The VA said in a statement that it has helped thousands of vets to avoid foreclosure, but it did not offer specifics. The fall-back reasoning? VA press secretary Pete Kasperowicz wrote,

“Per federal law, VA’s home loan program is based on the premise that while Veterans may need some assistance, they must generally be able to make their mortgage payments.”

The Ledfords, who receive $3,971 a month in Ledford’s husband’s disability pay, say they could have afforded mortgage payments under the VASP program. And they could have afforded their original mortgage with its $1,447 monthly payment, had VA’s new program been up and running and allowed them to move their missed payments to the back of their loan term. But because VA killed VASP before setting up the new program, they were stranded without either option.

AB: Passing the buck . . . Pete Kasperowicz said.

“VA worked tirelessly with the Ledford family to help keep them in their home. However, they were nearly four years behind on their mortgage payment, and the decision to foreclose on their mortgage was made by Freedom Mortgage.”

Freedom Mortgage declined repeated requests for an interview or statement.

That VA statement ignores the fact that the Ledfords, like many other vets, were not allowed to resume making mortgage payments after a series of the VA’s own missteps trapped them in a bureaucratic quagmire. They were told to just keep applying for help through a loss mitigation process that dragged on for years and in the end, never offered them any actual assistance.

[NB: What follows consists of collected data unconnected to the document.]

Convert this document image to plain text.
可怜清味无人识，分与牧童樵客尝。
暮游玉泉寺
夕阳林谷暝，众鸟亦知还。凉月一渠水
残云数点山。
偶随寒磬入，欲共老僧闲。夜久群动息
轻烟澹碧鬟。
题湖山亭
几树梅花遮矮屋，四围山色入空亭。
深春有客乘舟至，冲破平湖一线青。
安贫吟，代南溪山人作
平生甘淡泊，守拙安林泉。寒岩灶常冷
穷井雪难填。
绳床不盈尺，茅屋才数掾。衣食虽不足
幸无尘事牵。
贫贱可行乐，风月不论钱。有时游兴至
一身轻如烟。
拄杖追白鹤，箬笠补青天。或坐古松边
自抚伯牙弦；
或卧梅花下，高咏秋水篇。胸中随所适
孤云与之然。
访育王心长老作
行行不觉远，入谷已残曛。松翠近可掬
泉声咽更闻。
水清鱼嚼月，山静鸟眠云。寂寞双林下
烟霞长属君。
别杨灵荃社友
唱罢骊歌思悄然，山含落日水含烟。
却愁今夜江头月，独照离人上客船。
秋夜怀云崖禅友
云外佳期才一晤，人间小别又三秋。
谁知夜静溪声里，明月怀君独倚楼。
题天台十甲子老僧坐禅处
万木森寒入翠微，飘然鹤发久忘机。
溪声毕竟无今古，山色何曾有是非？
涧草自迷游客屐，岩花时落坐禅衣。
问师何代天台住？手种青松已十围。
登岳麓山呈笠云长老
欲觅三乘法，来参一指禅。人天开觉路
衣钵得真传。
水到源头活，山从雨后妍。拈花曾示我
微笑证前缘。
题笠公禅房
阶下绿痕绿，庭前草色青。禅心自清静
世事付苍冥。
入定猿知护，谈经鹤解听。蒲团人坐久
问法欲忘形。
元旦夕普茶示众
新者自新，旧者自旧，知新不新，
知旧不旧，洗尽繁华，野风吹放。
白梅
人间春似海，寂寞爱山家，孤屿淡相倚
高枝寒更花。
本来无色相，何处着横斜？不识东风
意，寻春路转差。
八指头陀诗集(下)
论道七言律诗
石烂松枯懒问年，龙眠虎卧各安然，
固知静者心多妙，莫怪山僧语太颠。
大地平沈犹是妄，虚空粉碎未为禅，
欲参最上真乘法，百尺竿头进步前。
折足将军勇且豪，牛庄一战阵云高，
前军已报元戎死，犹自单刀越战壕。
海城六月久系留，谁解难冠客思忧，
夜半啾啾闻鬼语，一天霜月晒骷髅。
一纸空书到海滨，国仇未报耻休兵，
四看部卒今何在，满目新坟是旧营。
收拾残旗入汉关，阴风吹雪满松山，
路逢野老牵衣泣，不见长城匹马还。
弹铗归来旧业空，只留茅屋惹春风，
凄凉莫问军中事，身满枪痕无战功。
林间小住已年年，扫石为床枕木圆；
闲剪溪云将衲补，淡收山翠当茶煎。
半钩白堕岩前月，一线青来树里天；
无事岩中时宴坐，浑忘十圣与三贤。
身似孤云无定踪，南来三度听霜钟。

The VA did not respond to questions about whether it could do anything to save the Ledfords from losing their home, since the VA now owns it following the foreclosure sale. The only offer from VA so far was $3,500 to vacate the house in what’s known as “cash for keys.”

The Ledfords have been told that to get even that much help, they need to vacate their home by April 3.

In its written statement, the VA said it stands ready to assist the Ledfords with health care services as needed. Maybe they can offer lower cost housing too?